WASHINGTON—The judge overseeing Michael Sussmann’s trial on May 19 denied a request from prosecutors with special counsel John Durham’s team to remove a juror who revealed having ties to Sussmann.
Juror #5 told U.S. District Judge Christopher Cooper, an Obama appointee, that her daughter and Sussmann’s daughter are on the same crew team.
The woman said she did not know of this until her daughter mentioned it to her on Wednesday evening. Once she knew, she reported the fact to court officials.
Jurors filled out a questionnaire that included the question: “The defendant in this case is Michael A. Sussmann, age 57, who is a resident of Washington, D.C. Do you, any member of your family or close personal friends know, or have any connection with, Mr. Sussmann or any of his family members?”
Cooper wondered whether juror #5’s answer to the question had been different if she knew about the association. He also asked whether the ties would affect her ability to be fair.
“I would have disclosed it if I had known,” the juror said. She said she does not know Sussmann’s daughter and still doesn’t even know the girl’s name.
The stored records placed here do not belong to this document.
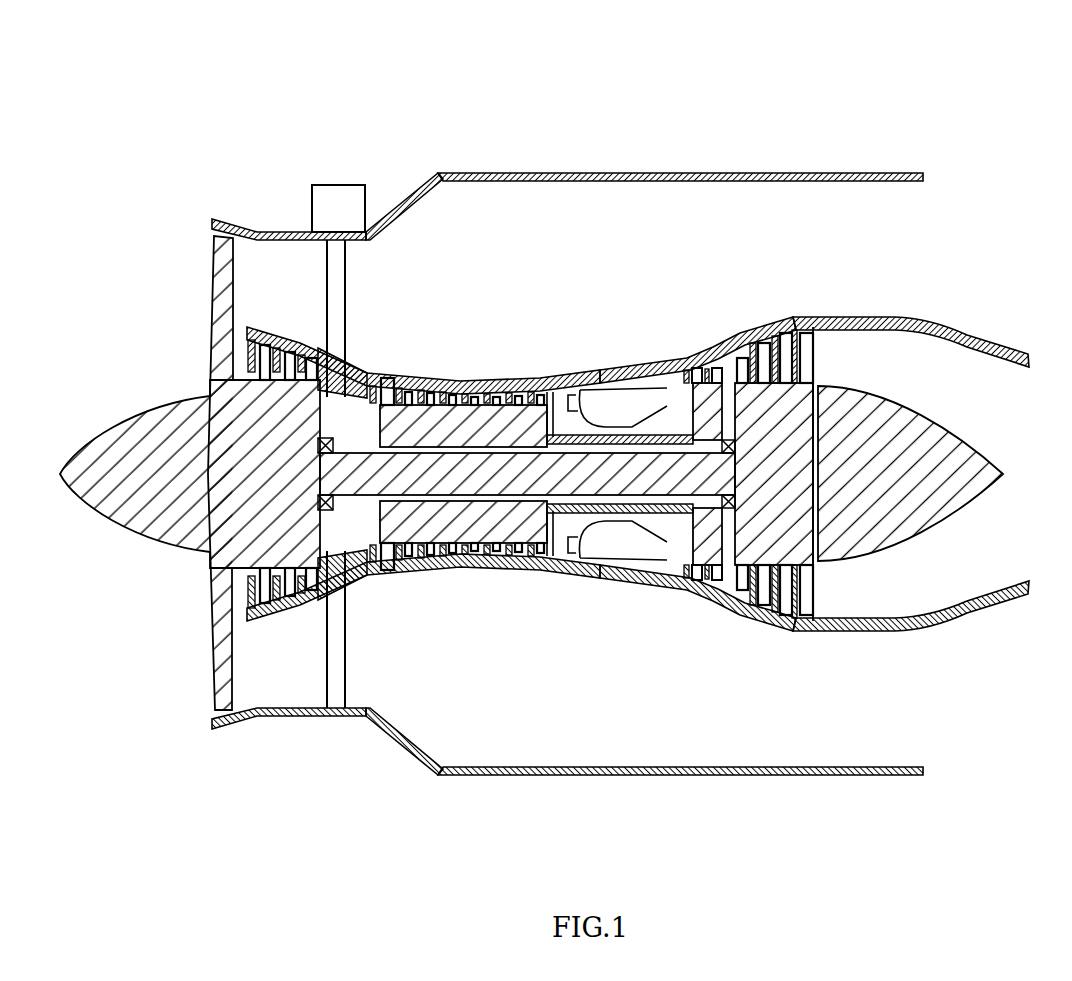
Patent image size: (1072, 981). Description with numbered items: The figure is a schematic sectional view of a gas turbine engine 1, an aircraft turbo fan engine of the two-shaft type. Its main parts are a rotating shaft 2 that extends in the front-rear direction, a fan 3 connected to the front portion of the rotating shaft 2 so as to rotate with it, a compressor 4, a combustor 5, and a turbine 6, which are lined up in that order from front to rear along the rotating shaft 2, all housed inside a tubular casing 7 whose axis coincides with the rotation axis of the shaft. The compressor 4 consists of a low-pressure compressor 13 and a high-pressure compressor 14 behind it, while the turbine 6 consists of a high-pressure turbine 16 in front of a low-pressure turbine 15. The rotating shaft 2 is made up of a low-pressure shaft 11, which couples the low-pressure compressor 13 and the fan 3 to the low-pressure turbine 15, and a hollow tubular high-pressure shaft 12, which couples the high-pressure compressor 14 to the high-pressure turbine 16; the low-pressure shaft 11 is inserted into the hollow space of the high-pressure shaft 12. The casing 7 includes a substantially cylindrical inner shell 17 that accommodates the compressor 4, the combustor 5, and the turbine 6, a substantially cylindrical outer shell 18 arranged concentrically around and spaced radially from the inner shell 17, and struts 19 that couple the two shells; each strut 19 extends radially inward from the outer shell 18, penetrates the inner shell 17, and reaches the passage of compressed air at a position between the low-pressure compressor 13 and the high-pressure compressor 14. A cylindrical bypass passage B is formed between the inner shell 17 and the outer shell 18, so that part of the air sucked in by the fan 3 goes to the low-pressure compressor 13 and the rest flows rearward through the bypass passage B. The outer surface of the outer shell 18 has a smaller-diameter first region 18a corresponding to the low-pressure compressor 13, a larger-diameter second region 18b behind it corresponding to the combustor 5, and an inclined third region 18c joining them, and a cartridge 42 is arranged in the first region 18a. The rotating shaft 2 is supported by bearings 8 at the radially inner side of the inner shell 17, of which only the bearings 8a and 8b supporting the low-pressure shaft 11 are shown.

The gas turbine engine 1 is at (544, 479).
The rotating shaft 2 is at (397, 613).
The fan 3 is at (208, 306).
The compressor 4 is at (394, 638).
The combustor 5 is at (608, 548).
The turbine 6 is at (747, 605).
The casing 7 is at (567, 408).
The bearings 8 is at (490, 580).
The bearing 8a is at (320, 537).
The bearing 8b is at (730, 508).
The low-pressure shaft 11 is at (354, 545).
The high-pressure shaft 12 is at (380, 522).
The low-pressure compressor 13 is at (287, 608).
The high-pressure compressor 14 is at (462, 560).
The low-pressure turbine 15 is at (758, 587).
The high-pressure turbine 16 is at (710, 583).
The inner shell 17 is at (840, 315).
The outer shell 18 is at (567, 408).
The first region 18a is at (294, 232).
The second region 18b is at (456, 173).
The third region 18c is at (408, 192).
The struts 19 is at (327, 293).
The cartridge 42 is at (338, 177).
The bypass passage B is at (515, 262).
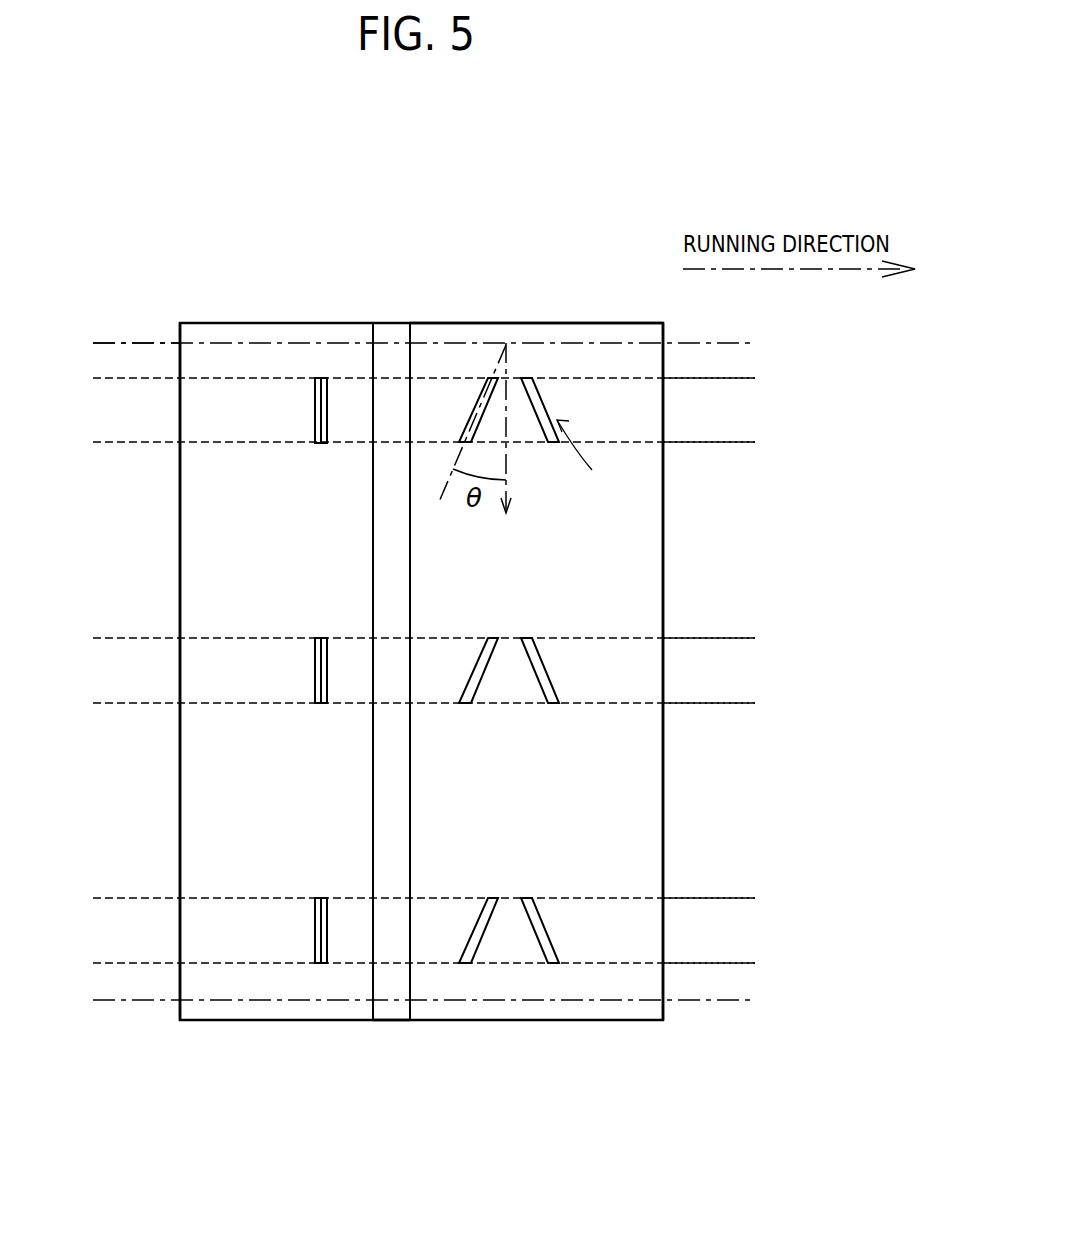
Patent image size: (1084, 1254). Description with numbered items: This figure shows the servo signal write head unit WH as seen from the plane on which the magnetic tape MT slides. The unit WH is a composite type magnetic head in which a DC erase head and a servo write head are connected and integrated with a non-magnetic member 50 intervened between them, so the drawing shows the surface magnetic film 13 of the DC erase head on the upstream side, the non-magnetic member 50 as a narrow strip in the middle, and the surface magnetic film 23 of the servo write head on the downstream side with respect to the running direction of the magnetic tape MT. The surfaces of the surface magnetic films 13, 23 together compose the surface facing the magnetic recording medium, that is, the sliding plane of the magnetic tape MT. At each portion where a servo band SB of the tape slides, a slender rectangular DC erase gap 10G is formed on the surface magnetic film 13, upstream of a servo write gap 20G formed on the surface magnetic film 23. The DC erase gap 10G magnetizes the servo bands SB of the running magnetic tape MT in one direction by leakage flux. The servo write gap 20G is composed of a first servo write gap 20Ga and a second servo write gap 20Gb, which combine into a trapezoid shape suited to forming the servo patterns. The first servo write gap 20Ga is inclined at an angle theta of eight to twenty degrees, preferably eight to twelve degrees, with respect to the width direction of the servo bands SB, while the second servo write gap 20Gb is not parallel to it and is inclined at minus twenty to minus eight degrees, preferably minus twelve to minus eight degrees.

The DC erase gap 10G is at (310, 420).
The servo write gap 20G is at (618, 284).
The first servo write gap 20Ga is at (473, 403).
The second servo write gap 20Gb is at (542, 395).
The surface magnetic film 13 is at (197, 783).
The surface magnetic film 23 is at (645, 788).
The non-magnetic member 50 is at (388, 1010).
The magnetic tape MT is at (155, 343).
The servo signal write head unit WH is at (402, 253).
The servo band SB is at (740, 378).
There are 30 to 40 girls on the team. The juror’s daughter is a senior while Sussmann’s daughter is a freshman.
The juror said she’s never seen Sussmann or his wife at any of the meets or practices or any other team-related social events.
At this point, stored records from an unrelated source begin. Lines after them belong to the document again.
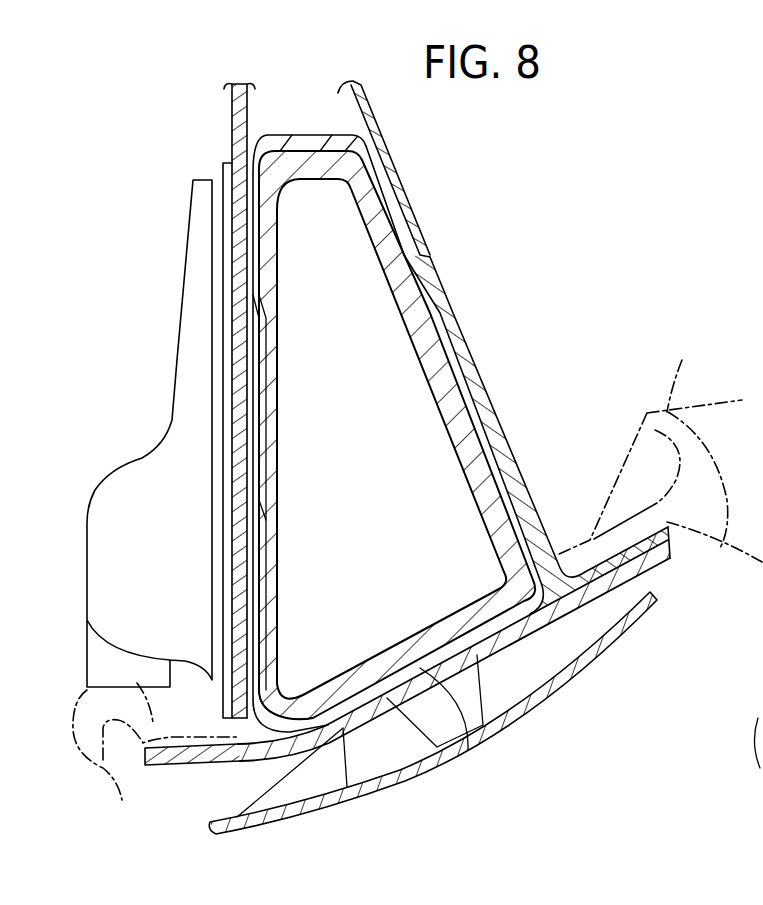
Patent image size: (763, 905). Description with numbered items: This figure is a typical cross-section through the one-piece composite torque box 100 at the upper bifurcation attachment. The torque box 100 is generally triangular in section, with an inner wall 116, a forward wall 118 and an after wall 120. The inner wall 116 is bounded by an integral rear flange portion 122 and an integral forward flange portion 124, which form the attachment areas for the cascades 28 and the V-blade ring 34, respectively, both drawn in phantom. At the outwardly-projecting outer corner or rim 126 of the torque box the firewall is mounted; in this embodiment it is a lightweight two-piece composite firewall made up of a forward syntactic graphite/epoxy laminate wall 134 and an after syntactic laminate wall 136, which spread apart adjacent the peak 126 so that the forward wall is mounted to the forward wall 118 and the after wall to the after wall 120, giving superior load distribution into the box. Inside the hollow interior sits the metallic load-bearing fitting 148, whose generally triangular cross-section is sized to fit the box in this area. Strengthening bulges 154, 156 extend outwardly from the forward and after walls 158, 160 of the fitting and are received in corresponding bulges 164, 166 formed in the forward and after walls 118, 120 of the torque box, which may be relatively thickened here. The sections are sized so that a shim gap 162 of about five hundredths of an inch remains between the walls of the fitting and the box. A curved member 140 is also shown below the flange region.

The torque box 100 is at (399, 428).
The inner wall 116 is at (468, 742).
The forward wall 118 is at (237, 361).
The after wall 120 is at (460, 318).
The rear flange portion 122 is at (660, 545).
The forward flange portion 124 is at (175, 760).
The outer corner or rim 126 is at (290, 135).
The forward syntactic GR/EP laminate wall 134 is at (232, 133).
The after syntactic GR/EP laminate wall 136 is at (503, 329).
The curved trim member 140 is at (532, 705).
The load-bearing fitting 148 is at (483, 488).
The strengthening bulge 154 is at (262, 400).
The strengthening bulge 156 is at (443, 353).
The forward wall of the fitting 158 is at (272, 623).
The after wall of the fitting 160 is at (487, 510).
The shim gap 162 is at (258, 555).
The bulge 164 is at (238, 420).
The bulge 166 is at (473, 368).
The cascades 28 is at (682, 360).
The V-blade ring 34 is at (126, 795).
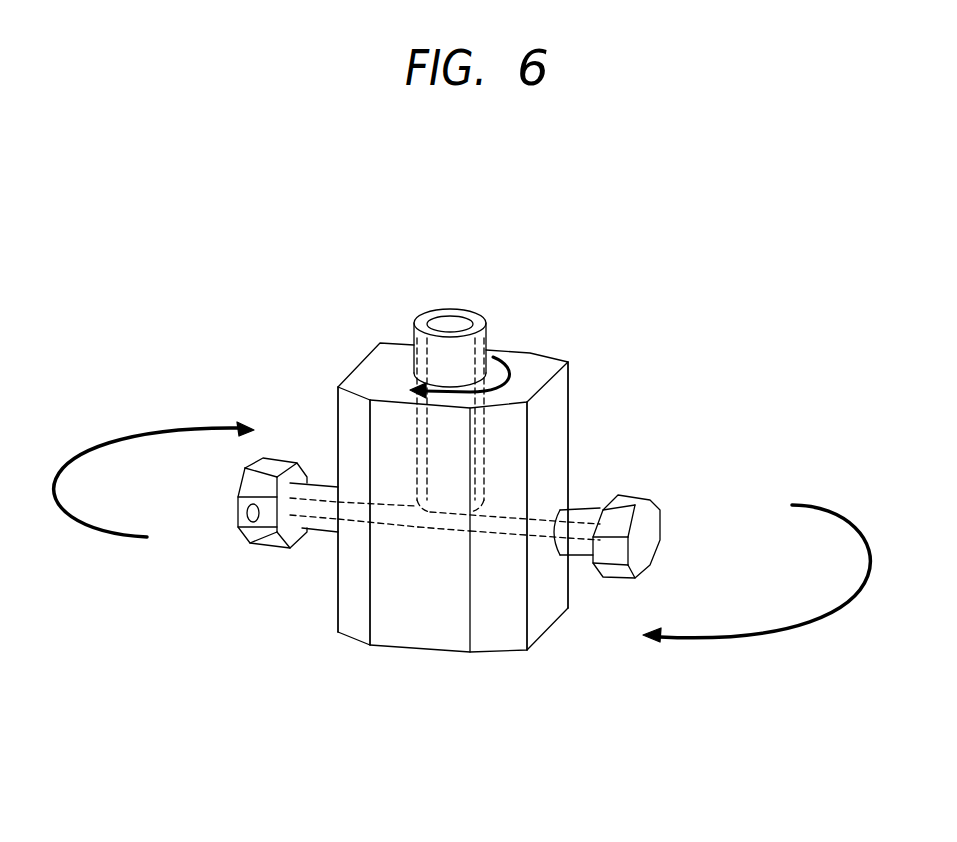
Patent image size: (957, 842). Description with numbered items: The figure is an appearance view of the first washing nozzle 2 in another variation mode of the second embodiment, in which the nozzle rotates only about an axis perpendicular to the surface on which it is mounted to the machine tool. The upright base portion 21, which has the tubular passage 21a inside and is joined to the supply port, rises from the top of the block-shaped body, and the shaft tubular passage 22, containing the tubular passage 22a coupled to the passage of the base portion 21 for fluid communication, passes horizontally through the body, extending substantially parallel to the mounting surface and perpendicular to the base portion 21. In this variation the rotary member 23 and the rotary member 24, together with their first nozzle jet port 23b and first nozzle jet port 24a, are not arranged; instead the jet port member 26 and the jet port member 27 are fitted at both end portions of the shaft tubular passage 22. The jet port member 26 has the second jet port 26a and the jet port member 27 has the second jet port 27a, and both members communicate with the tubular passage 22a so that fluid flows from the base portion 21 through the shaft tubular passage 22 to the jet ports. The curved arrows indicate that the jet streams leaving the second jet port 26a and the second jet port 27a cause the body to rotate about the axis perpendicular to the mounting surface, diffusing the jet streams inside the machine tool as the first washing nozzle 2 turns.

The first washing nozzle 2 is at (461, 463).
The base portion 21 is at (476, 323).
The tubular passage 21a is at (476, 258).
The shaft tubular passage 22 is at (459, 536).
The tubular passage 22a is at (453, 608).
The rotary member 23 is at (698, 491).
The first nozzle jet port 23b is at (646, 489).
The rotary member 24 is at (308, 476).
The first nozzle jet port 24a is at (277, 456).
The jet port member 26 is at (519, 502).
The second jet port 26a is at (673, 536).
The jet port member 27 is at (232, 503).
The second jet port 27a is at (193, 511).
Prosecutor Brittain Shaw, on Durham’s team, moved for the juror to be sent home.
“The government would have wanted to strike her for cause,” Shaw said. “We have no reason to doubt she is being truthful” but such contacts “as a parent can really shape” her outlook.
“Our position is she should not stand in the jury,” the prosecutor said.
Cooper rejected the motion.
The judge maintained that the separation in years between the girls and the large number of students on the crew team was enough distance for the juror to be impartial. He praised the juror for her honesty in coming forward as soon as she realized what he termed was “a tangential link.”
The trial of Sussmann, who worked for Hillary Clinton’s campaign when Clinton was vying for the presidency in the 2016 election and is accused of lying to the FBI when he said he was bringing claims against Clinton rival Donald Trump to the FBI on his own accord instead of on behalf of clients, started on May 16.
Sixteen jurors were selected, with four being alternates. The jurors do not know if they are on the jury or an alternate. The four alternates will not be in the room when the jury decides on a verdict.
Almost all of the juror candidates expressed “strong” antipathy to Trump. About half of them also said they didn’t like Clinton.